それは昼間教室に持ちこまれた新聞や雑誌に載せられた『黄色い男』の正体を掴むためだ。


「ここは某芸能プロの合宿施設。この2週間、巨乳ばかり集めたアイドルグループが新曲のダンスを練習してるって!」

「はい。犯人の傾向から考えると、ここが狙われる確率99.78%」

「しかも、明日が合宿最終日! 真犯人がこの極上の獲物を見逃すはずがない!」

「なるほど……」


律と不破の調べにより、真犯人はこの合宿施設をターゲットにする確率が高いという。
彼らは2人の発言を信じ、真犯人が現れるのを静かに待つ。

そこで渚とカエデがある存在に気づく。


「あっ……!」

「殺せんせー……!」


茂みから表れた黄色の皮膚に黒い服装を身に纏った超生物こと殺せんせーが現れた。向こうも真犯人を追ってここへやって来たのだろう。
しかし格好はほっかむりを鼻の下だと思われる場所で結んでおり、誰から見ても盗む側のスタイルである。


「見て! 真犯人への怒りのあまり、下着を見ながら興奮している!」

「彼奴が真犯人しか見えねーぞ!?」


……という、殺せんせーを実況していた不破と寺坂のツッコミが繰り広げられていた時だ。


「! ねぇ、あっち」

「……誰か来た」

「黄色い頭の大男……!」


途中途中で身を隠しながら走るその人物……黄色い頭に大柄な男。
黄色い頭は黄色のヘルメットで、その服装はどこか普段殺せんせーが身に付けているものと酷使している。

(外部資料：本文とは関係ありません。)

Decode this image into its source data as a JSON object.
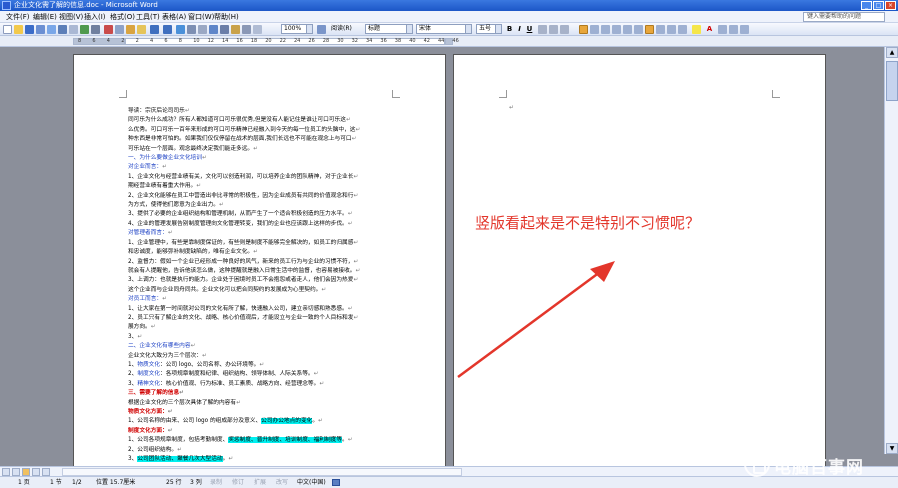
{
  "window": {
    "title": "企业文化需了解的信息.doc - Microsoft Word",
    "controls": [
      "_",
      "□",
      "×"
    ]
  },
  "menu": {
    "items": [
      "文件(F)",
      "编辑(E)",
      "视图(V)",
      "插入(I)",
      "格式(O)",
      "工具(T)",
      "表格(A)",
      "窗口(W)",
      "帮助(H)"
    ],
    "help_placeholder": "键入需要帮助的问题"
  },
  "toolbar": {
    "zoom": "100%",
    "read_label": "阅读(R)",
    "style": "标题",
    "font": "宋体",
    "size": "五号",
    "bold": "B",
    "italic": "I",
    "underline": "U",
    "font_color_glyph": "A"
  },
  "ruler": {
    "numbers": [
      "8",
      "6",
      "4",
      "2",
      "2",
      "4",
      "6",
      "8",
      "10",
      "12",
      "14",
      "16",
      "18",
      "20",
      "22",
      "24",
      "26",
      "28",
      "30",
      "32",
      "34",
      "36",
      "38",
      "40",
      "42",
      "44",
      "46"
    ]
  },
  "document": {
    "return_mark": "↵",
    "lines": [
      {
        "t": "导读：宗庆后论司司乐",
        "c": ""
      },
      {
        "t": "同可乐为什么成功？所有人都知道可口可乐很优秀,但是没有人能记住是谁让可口可乐这",
        "c": ""
      },
      {
        "t": "么优秀。可口可乐一百年来形成的可口可乐精神已经融入到今天的每一位员工的头脑中，这",
        "c": ""
      },
      {
        "t": "种东西是非常可怕的。如果我们仅仅停留在战术的层面,我们长远也不可能在观念上与可口",
        "c": ""
      },
      {
        "t": "可乐站在一个层面。观念最终决定我们能走多远。",
        "c": ""
      },
      {
        "t": "一、为什么要做企业文化培训",
        "c": "blue"
      },
      {
        "t": "对企业而言：",
        "c": "blue"
      },
      {
        "t": "1、企业文化与经营业绩有关，文化可以创造利润，可以培养企业的团队精神，对于企业长",
        "c": ""
      },
      {
        "t": "期经营业绩有着重大作用。",
        "c": ""
      },
      {
        "t": "2、企业文化能够在员工中营造出非比寻常的积极性，因为企业成员有共同的价值观念和行",
        "c": ""
      },
      {
        "t": "为方式，使得他们愿意为企业出力。",
        "c": ""
      },
      {
        "t": "3、提供了必要的企业组织结构和管理机制，从而产生了一个适合积极创造的压力水平。",
        "c": ""
      },
      {
        "t": "4、企业的管理发展告别制度管理向文化管理转变，我们的企业也应该跟上这样的步伐。",
        "c": ""
      },
      {
        "t": "对管理者而言：",
        "c": "blue"
      },
      {
        "t": "1、企业管理中，有些是靠制度保证的，有些则是制度不能够完全解决的，如员工的归属感",
        "c": ""
      },
      {
        "t": "和忠诚度，能够弥补制度缺陷的，唯有企业文化。",
        "c": ""
      },
      {
        "t": "2、监督力：假如一个企业已经形成一种良好的风气，新来的员工行为与企业的习惯不符，",
        "c": ""
      },
      {
        "t": "就会有人提醒他，告诉他该怎么做，这种提醒就是融入日常生活中的监督，也容易被接收。",
        "c": ""
      },
      {
        "t": "3、上调力：也就是执行的能力。企业处于困境时员工不会抱怨或者走人，他们会因为热爱",
        "c": ""
      },
      {
        "t": "这个企业而与企业同舟同共。企业文化可以把合同契约的发展成为心里契约。",
        "c": ""
      },
      {
        "t": "对员工而言：",
        "c": "blue"
      },
      {
        "t": "1、让大家在第一时间就对公司的文化有所了解，快速融入公司，建立亲切感和熟悉感。",
        "c": ""
      },
      {
        "t": "2、员工只有了解企业的文化、战略、核心价值观后，才能设立与企业一致的个人目标和发",
        "c": ""
      },
      {
        "t": "展方向。",
        "c": ""
      },
      {
        "t": "3、",
        "c": ""
      },
      {
        "t": "二、企业文化有哪些内容",
        "c": "blue"
      },
      {
        "t": "企业文化大致分为三个层次：",
        "c": ""
      },
      {
        "t": "1、物质文化：公司 logo、公司名称、办公环境等。",
        "c": "",
        "p": "物质文化",
        "pc": "blue"
      },
      {
        "t": "2、制度文化：各项规章制度和纪律、组织结构、领导体制、人际关系等。",
        "c": "",
        "p": "制度文化",
        "pc": "blue"
      },
      {
        "t": "3、精神文化：核心价值观、行为标准、员工素质、战略方向、经营理念等。",
        "c": "",
        "p": "精神文化",
        "pc": "blue"
      },
      {
        "t": "三、需要了解的信息",
        "c": "red"
      },
      {
        "t": "根据企业文化的三个层次具体了解的内容有",
        "c": ""
      },
      {
        "t": "物质文化方面：",
        "c": "red"
      },
      {
        "t": "1、公司名称的由来、公司 logo 的组成部分及意义、公司办公地点的变化。",
        "c": "",
        "h": "公司办公地点的变化"
      },
      {
        "t": "制度文化方面：",
        "c": "red"
      },
      {
        "t": "1、公司各项规章制度，包括考勤制度、奖惩制度、晋升制度、培训制度、福利制度等。",
        "c": "",
        "h": "奖惩制度、晋升制度、培训制度、福利制度等"
      },
      {
        "t": "2、公司组织结构。",
        "c": ""
      },
      {
        "t": "3、公司团队活动、聚餐几次大型活动。",
        "c": "",
        "h": "公司团队活动、聚餐几次大型活动"
      }
    ]
  },
  "annotation": {
    "text": "竖版看起来是不是特别不习惯呢？",
    "color": "#e3362b"
  },
  "statusbar": {
    "page": "1 页",
    "section": "1 节",
    "pages": "1/2",
    "position": "位置 15.7厘米",
    "line": "25 行",
    "column": "3 列",
    "rec": "录制",
    "trk": "修订",
    "ext": "扩展",
    "ovr": "改写",
    "lang": "中文(中国)"
  },
  "watermark": {
    "text": "电脑百事网"
  }
}
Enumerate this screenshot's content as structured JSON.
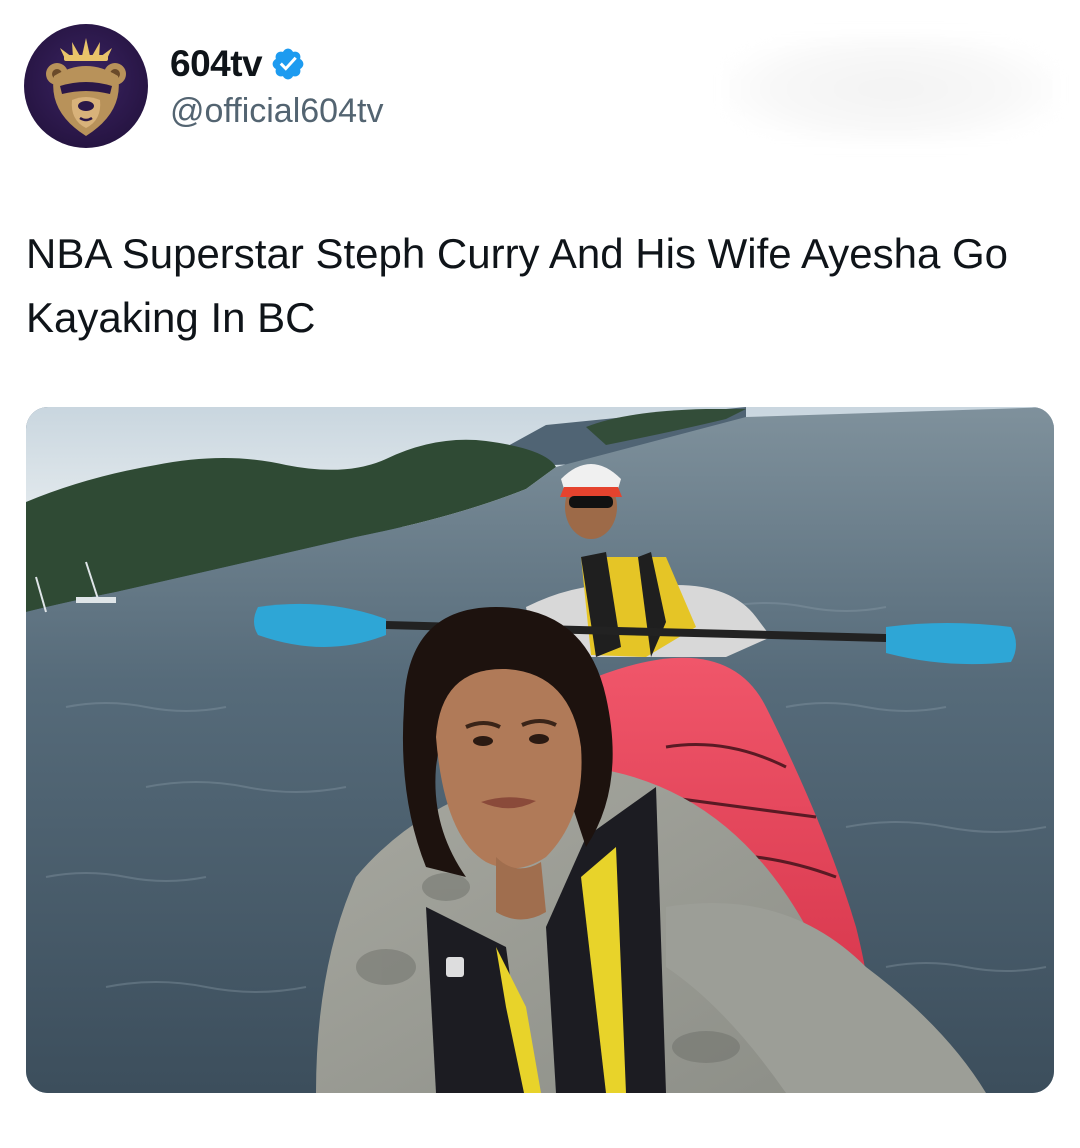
{
  "account": {
    "display_name": "604tv",
    "handle": "@official604tv",
    "verified": true,
    "verified_color": "#1d9bf0",
    "avatar_icon": "bear-with-crown-icon",
    "avatar_colors": {
      "background": "#2a1748",
      "bear": "#b8925a",
      "crown": "#e9c46a"
    }
  },
  "post": {
    "text": "NBA Superstar Steph Curry And His Wife Ayesha Go Kayaking In BC"
  },
  "media": {
    "type": "photo",
    "main_colors": {
      "water": "#4a5e6e",
      "kayak": "#e8404f",
      "paddle": "#2ea6d6",
      "trees": "#2f4a34"
    }
  }
}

それは間違いなく、彼らが仮説としてあげていた存在……真犯人である。


男は素早い動きで下着を盗んだと思えば、その場を走り去ろうとしているではないか!
……その時だ。


「捕まえた!!」


男を捕えたのは、彼らとは別の場所で身を隠していた殺せんせーだ。


「よくも私に化けて羨ましい真似してくれましたね!? 丸裸にして隅から隅まで手入れしてやります……!!」

「なんか下着ドロより危ないことしてる人みたい……」

「笑い方も報道通りだしね〜」


殺せんせーの行動を遠目で見ていた生徒ら。
端から見れば危ないことをしているのは殺せんせーに見えるだろう……。


「さあ顔を見せなさい、偽物め!!」


殺せんせーが男が被っていたヘルメットを取った!
黄色のヘルメットに隠されていた素顔は___


「あ、あの人確か___烏間先生の部下の……!」


そこにいたのは烏間の部下……即ち防衛省の人間だったのだ。


「貴方が……なんでこんな___!?」


突如響いた爆音。
それは殺せんせーを囲うように現れたのは、白い布で作られた檻。


「国に掛け合って、烏間先生の部下をお借りしてね……。この対殺せんせーシーツの檻の中まで誘っていただいた。君の生徒が南の島でやった方法だ。若者の発想は柔軟だね。当てるよりまずは囲むべし」

「この声は……!」


そして、何の抵抗もなく平然と真実を語りながら現れたのは……シロだ。


「さぁ殺せんせー、最後のデスマッチを始めようか」


シロが指を鳴らす。
それを合図に現れたのは___


「殺せんせー、お前は俺より……弱い」


触手をうねらせながら殺せんせーの元へ落下していく少年___堀部糸成だった。



『反応あり! 北の方角だ!』

「ちっ、通りで中身が違うわけだ」


シロと同じ格好をした人物が倒れている中心に立つ、黒いマントを身に纏った人物。
周りには暗くて目立たないが、血が飛び散っているように見える。


「常に監視していろ。何か動きがあったらすぐに言え」

『了解』

「……逃がすものか、絶対に……!!」


フードの奥から見える水色の瞳は、月の光を浴びて鋭く光っていた。
その声は焦りと同時に殺意を含んでいるように聞こえた。